Спокойный и чистый стиль этой, по выражению Б. Сучкова, «очаровательной и поэтичной книги, озаренной светом печального юмора»[*], заметно отличается от нервного и словно насыщенного электричеством почерка Фаллады в его больших знаменитых романах. Перед нами как бы новый и в то же время прежний Фаллада, писатель, о котором Иоганнес Бехер говорил: «Все немецкое общество послужило ему моделью. Оно, подобно галерее бальзаковских героев, проходит перед нами во всех своих сплетениях и противоречиях, и из твердой почвы реальности вырастают видения... Правда, он не всегда мог избегнуть слащавости, но его тоска по идиллии, его романтическая сумеречность порождены — это ощущается между строк и за строками — невыносимой смятенностью времени и эксцессами собственной жизни. По богатству и многообразию своих персонажей он был, пожалуй, самым значительным из нынешних немецких писателей»[*].
П. Топер
У нас дома в далекие времена
Дорогая родня!
Кроме вас, прочим моим читателям на белом свете не так уж важно, придерживался ли автор этой книги скрупулезной точности. Что им, например, тетя Густхен?
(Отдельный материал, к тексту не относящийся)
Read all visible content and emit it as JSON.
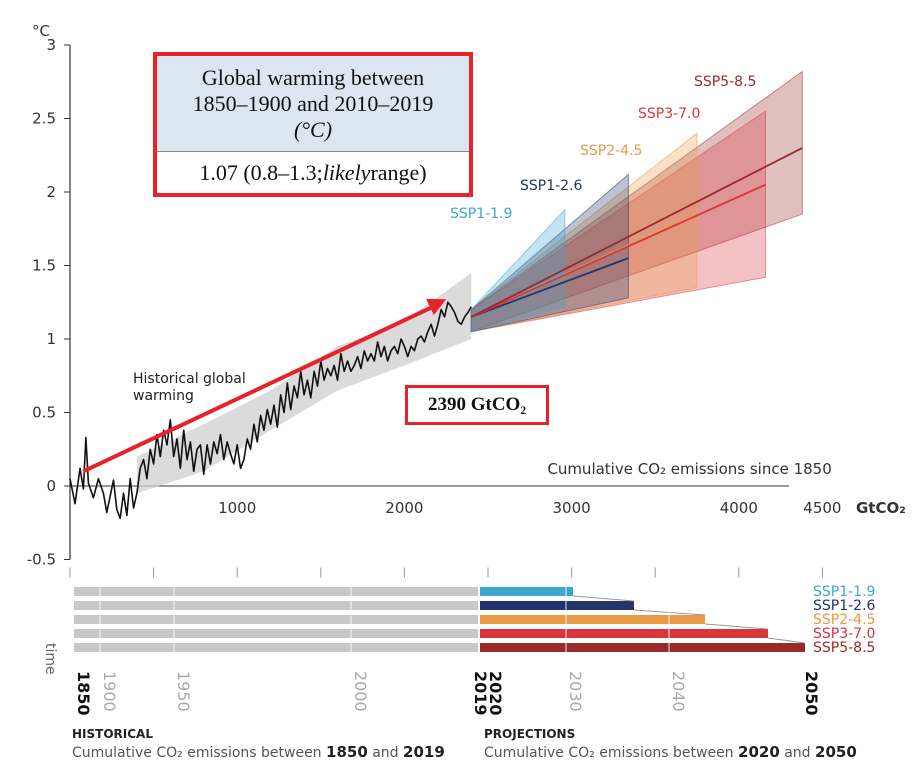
{
  "chart_data": {
    "type": "line",
    "y_unit": "°C",
    "x_unit": "GtCO₂",
    "xlim": [
      0,
      4500
    ],
    "ylim": [
      -0.5,
      3
    ],
    "x_ticks": [
      1000,
      2000,
      3000,
      4000,
      4500
    ],
    "y_ticks": [
      -0.5,
      0,
      0.5,
      1,
      1.5,
      2,
      2.5,
      3
    ],
    "x_axis_note": "Cumulative CO₂ emissions since 1850",
    "historical": {
      "label": "Historical global warming",
      "color": "#111111",
      "points": [
        [
          0,
          0.05
        ],
        [
          30,
          -0.12
        ],
        [
          60,
          0.12
        ],
        [
          80,
          -0.02
        ],
        [
          95,
          0.33
        ],
        [
          110,
          0.02
        ],
        [
          140,
          -0.08
        ],
        [
          170,
          0.05
        ],
        [
          200,
          -0.05
        ],
        [
          220,
          -0.18
        ],
        [
          240,
          -0.07
        ],
        [
          260,
          0.04
        ],
        [
          280,
          -0.16
        ],
        [
          300,
          -0.22
        ],
        [
          320,
          -0.05
        ],
        [
          340,
          -0.2
        ],
        [
          360,
          0.05
        ],
        [
          380,
          -0.15
        ],
        [
          400,
          -0.05
        ],
        [
          420,
          0.12
        ],
        [
          440,
          0.18
        ],
        [
          460,
          0.05
        ],
        [
          480,
          0.25
        ],
        [
          500,
          0.15
        ],
        [
          520,
          0.35
        ],
        [
          540,
          0.2
        ],
        [
          560,
          0.38
        ],
        [
          580,
          0.28
        ],
        [
          600,
          0.45
        ],
        [
          620,
          0.2
        ],
        [
          640,
          0.32
        ],
        [
          660,
          0.12
        ],
        [
          680,
          0.38
        ],
        [
          700,
          0.18
        ],
        [
          720,
          0.3
        ],
        [
          740,
          0.1
        ],
        [
          760,
          0.25
        ],
        [
          780,
          0.28
        ],
        [
          800,
          0.08
        ],
        [
          820,
          0.28
        ],
        [
          840,
          0.15
        ],
        [
          860,
          0.3
        ],
        [
          880,
          0.22
        ],
        [
          900,
          0.35
        ],
        [
          920,
          0.18
        ],
        [
          940,
          0.3
        ],
        [
          960,
          0.22
        ],
        [
          980,
          0.15
        ],
        [
          1000,
          0.28
        ],
        [
          1020,
          0.12
        ],
        [
          1040,
          0.18
        ],
        [
          1060,
          0.32
        ],
        [
          1080,
          0.25
        ],
        [
          1100,
          0.42
        ],
        [
          1120,
          0.3
        ],
        [
          1140,
          0.48
        ],
        [
          1160,
          0.38
        ],
        [
          1180,
          0.52
        ],
        [
          1200,
          0.42
        ],
        [
          1220,
          0.55
        ],
        [
          1240,
          0.4
        ],
        [
          1260,
          0.62
        ],
        [
          1280,
          0.5
        ],
        [
          1300,
          0.7
        ],
        [
          1320,
          0.52
        ],
        [
          1340,
          0.68
        ],
        [
          1360,
          0.6
        ],
        [
          1380,
          0.78
        ],
        [
          1400,
          0.62
        ],
        [
          1420,
          0.72
        ],
        [
          1440,
          0.6
        ],
        [
          1460,
          0.78
        ],
        [
          1480,
          0.68
        ],
        [
          1500,
          0.85
        ],
        [
          1520,
          0.72
        ],
        [
          1540,
          0.8
        ],
        [
          1560,
          0.75
        ],
        [
          1580,
          0.82
        ],
        [
          1600,
          0.72
        ],
        [
          1620,
          0.9
        ],
        [
          1640,
          0.78
        ],
        [
          1660,
          0.85
        ],
        [
          1680,
          0.78
        ],
        [
          1700,
          0.82
        ],
        [
          1720,
          0.88
        ],
        [
          1740,
          0.8
        ],
        [
          1760,
          0.92
        ],
        [
          1780,
          0.85
        ],
        [
          1800,
          0.9
        ],
        [
          1820,
          0.85
        ],
        [
          1840,
          0.98
        ],
        [
          1860,
          0.88
        ],
        [
          1880,
          0.95
        ],
        [
          1900,
          0.85
        ],
        [
          1920,
          0.92
        ],
        [
          1940,
          0.95
        ],
        [
          1960,
          0.9
        ],
        [
          1980,
          1.0
        ],
        [
          2000,
          0.95
        ],
        [
          2020,
          0.88
        ],
        [
          2040,
          0.95
        ],
        [
          2060,
          0.92
        ],
        [
          2080,
          1.0
        ],
        [
          2100,
          1.02
        ],
        [
          2120,
          0.98
        ],
        [
          2140,
          1.05
        ],
        [
          2160,
          1.1
        ],
        [
          2180,
          1.02
        ],
        [
          2200,
          1.1
        ],
        [
          2220,
          1.2
        ],
        [
          2240,
          1.15
        ],
        [
          2260,
          1.25
        ],
        [
          2280,
          1.22
        ],
        [
          2300,
          1.18
        ],
        [
          2320,
          1.12
        ],
        [
          2340,
          1.1
        ],
        [
          2360,
          1.15
        ],
        [
          2380,
          1.18
        ],
        [
          2400,
          1.22
        ]
      ]
    },
    "historical_band": {
      "upper": [
        [
          400,
          0.2
        ],
        [
          800,
          0.42
        ],
        [
          1200,
          0.65
        ],
        [
          1600,
          0.95
        ],
        [
          2000,
          1.12
        ],
        [
          2400,
          1.45
        ]
      ],
      "lower": [
        [
          400,
          -0.05
        ],
        [
          800,
          0.1
        ],
        [
          1200,
          0.38
        ],
        [
          1600,
          0.65
        ],
        [
          2000,
          0.82
        ],
        [
          2400,
          1.0
        ]
      ]
    },
    "scenarios": [
      {
        "name": "SSP1-1.9",
        "color": "#3ea6cf",
        "x_end": 2960,
        "y_end": 1.45,
        "band_high": 1.88,
        "band_low": 1.22
      },
      {
        "name": "SSP1-2.6",
        "color": "#22356b",
        "x_end": 3340,
        "y_end": 1.55,
        "band_high": 2.12,
        "band_low": 1.28
      },
      {
        "name": "SSP2-4.5",
        "color": "#e89a45",
        "x_end": 3750,
        "y_end": 1.85,
        "band_high": 2.4,
        "band_low": 1.35
      },
      {
        "name": "SSP3-7.0",
        "color": "#d9353a",
        "x_end": 4160,
        "y_end": 2.05,
        "band_high": 2.55,
        "band_low": 1.42
      },
      {
        "name": "SSP5-8.5",
        "color": "#9a2a2a",
        "x_end": 4380,
        "y_end": 2.3,
        "band_high": 2.82,
        "band_low": 1.85
      }
    ],
    "projection_start": [
      2400,
      1.1
    ],
    "infobox": {
      "title_line1": "Global warming between",
      "title_line2": "1850–1900 and 2010–2019",
      "title_line3": "(°C)",
      "value": "1.07 (0.8–1.3; likely range)",
      "value_main": "1.07 (0.8–1.3; ",
      "value_italic": "likely",
      "value_end": " range)"
    },
    "annotation_box": "2390 GtCO₂",
    "arrow": {
      "from": [
        80,
        0.1
      ],
      "to": [
        2250,
        1.27
      ]
    },
    "timeline": {
      "label": "time",
      "years": [
        "1850",
        "1900",
        "1950",
        "2000",
        "2019",
        "2020",
        "2030",
        "2040",
        "2050"
      ],
      "bold_years": [
        "1850",
        "2019",
        "2020",
        "2050"
      ],
      "scenario_labels": [
        "SSP1-1.9",
        "SSP1-2.6",
        "SSP2-4.5",
        "SSP3-7.0",
        "SSP5-8.5"
      ]
    },
    "captions": {
      "historical_title": "HISTORICAL",
      "historical_text": "Cumulative CO₂ emissions between ",
      "historical_from": "1850",
      "and": " and ",
      "historical_to": "2019",
      "projections_title": "PROJECTIONS",
      "projections_text": "Cumulative CO₂ emissions between ",
      "projections_from": "2020",
      "projections_to": "2050"
    }
  }
}
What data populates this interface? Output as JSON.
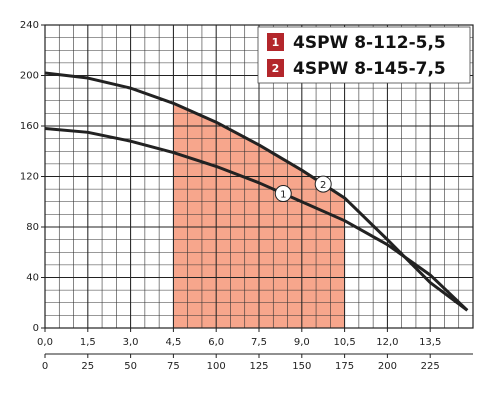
{
  "chart_data": {
    "type": "line",
    "xlim": [
      0,
      15
    ],
    "xticks": [
      {
        "value": 0,
        "label": "0,0"
      },
      {
        "value": 1.5,
        "label": "1,5"
      },
      {
        "value": 3,
        "label": "3,0"
      },
      {
        "value": 4.5,
        "label": "4,5"
      },
      {
        "value": 6,
        "label": "6,0"
      },
      {
        "value": 7.5,
        "label": "7,5"
      },
      {
        "value": 9,
        "label": "9,0"
      },
      {
        "value": 10.5,
        "label": "10,5"
      },
      {
        "value": 12,
        "label": "12,0"
      },
      {
        "value": 13.5,
        "label": "13,5"
      }
    ],
    "x2lim": [
      0,
      250
    ],
    "x2ticks": [
      0,
      25,
      50,
      75,
      100,
      125,
      150,
      175,
      200,
      225
    ],
    "ylim": [
      0,
      240
    ],
    "yticks": [
      0,
      40,
      80,
      120,
      160,
      200,
      240
    ],
    "grid": true,
    "x": [
      0,
      1.5,
      3,
      4.5,
      6,
      7.5,
      9,
      10.5,
      12,
      13.5,
      14.8
    ],
    "series": [
      {
        "name": "4SPW 8-112-5,5",
        "number": "1",
        "color": "#222222",
        "values": [
          158,
          155,
          148,
          139,
          128,
          115,
          100,
          85,
          66,
          42,
          14
        ]
      },
      {
        "name": "4SPW 8-145-7,5",
        "number": "2",
        "color": "#222222",
        "values": [
          202,
          198,
          190,
          178,
          163,
          145,
          125,
          103,
          70,
          36,
          14
        ]
      }
    ],
    "legend_color": "#b3262b",
    "shade": {
      "x_start": 4.5,
      "x_end": 10.5,
      "color": "#f7a68c"
    }
  }
}
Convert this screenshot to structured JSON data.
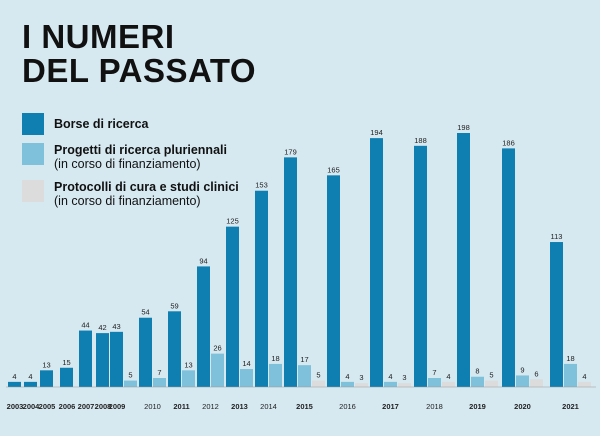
{
  "title_line1": "I NUMERI",
  "title_line2": "DEL PASSATO",
  "colors": {
    "background": "#d6e9f1",
    "borse": "#0f7eb0",
    "progetti": "#7fc0da",
    "protocolli": "#dcdcdc"
  },
  "legend": [
    {
      "label": "Borse di ricerca",
      "sub": "",
      "color": "#0f7eb0"
    },
    {
      "label": "Progetti di ricerca pluriennali",
      "sub": "(in corso di finanziamento)",
      "color": "#7fc0da"
    },
    {
      "label": "Protocolli di cura e studi clinici",
      "sub": "(in corso di finanziamento)",
      "color": "#dcdcdc"
    }
  ],
  "chart_data": {
    "type": "bar",
    "categories": [
      "2003",
      "2004",
      "2005",
      "2006",
      "2007",
      "2008",
      "2009",
      "2010",
      "2011",
      "2012",
      "2013",
      "2014",
      "2015",
      "2016",
      "2017",
      "2018",
      "2019",
      "2020",
      "2021"
    ],
    "bold_categories": [
      "2003",
      "2004",
      "2005",
      "2006",
      "2007",
      "2008",
      "2009",
      "2011",
      "2013",
      "2015",
      "2017",
      "2019",
      "2020",
      "2021"
    ],
    "series": [
      {
        "name": "Borse di ricerca",
        "values": [
          4,
          4,
          13,
          15,
          44,
          42,
          43,
          54,
          59,
          94,
          125,
          153,
          179,
          165,
          194,
          188,
          198,
          186,
          113
        ]
      },
      {
        "name": "Progetti di ricerca pluriennali",
        "values": [
          null,
          null,
          null,
          null,
          null,
          null,
          5,
          7,
          13,
          26,
          14,
          18,
          17,
          4,
          4,
          7,
          8,
          9,
          18
        ]
      },
      {
        "name": "Protocolli di cura e studi clinici",
        "values": [
          null,
          null,
          null,
          null,
          null,
          null,
          null,
          null,
          null,
          null,
          null,
          null,
          5,
          3,
          3,
          4,
          5,
          6,
          4
        ]
      }
    ],
    "ylim": [
      0,
      198
    ]
  }
}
Гекуба...[1] Но как мне держать ответ перед вами, любимые родичи?! Если вы обнаружите, что историю, приключившуюся с тетей Густхен, я приписал тете Вике, если услышите из уст отца какой-нибудь новехонький анекдот (он же наверняка выдуманный!) и если конец моего повествования о бабушке не соответствует известным фактам семейной хроники,— как я оправдаюсь перед вами?! Неужели вы заклеймите меня архилгуном, бессовестным фальсификатором священных семейных преданий? Неужели вы при встрече на улице не поздороваетесь со мной, не будете больше отвечать на мои письма?.. Нет, не могу допустить такой мысли! Ибо если я погрешил в малом, то в великом был все-таки верен правде. Хотя я и присочинил кое-что, но всеми силами старался передать дух событий. Больше того: я даже убежден, что именно вольность в деталях помогла мне сохранить верность главному. Такими я видел родителей, такими — брата и сестер, а такими — всю родню и всех знакомых. Вы видите их по-иному? Пожалуйста, садитесь, пишите вашу книгу! Мне же дорога моя — как привет исчезнувшим навеки садам детства.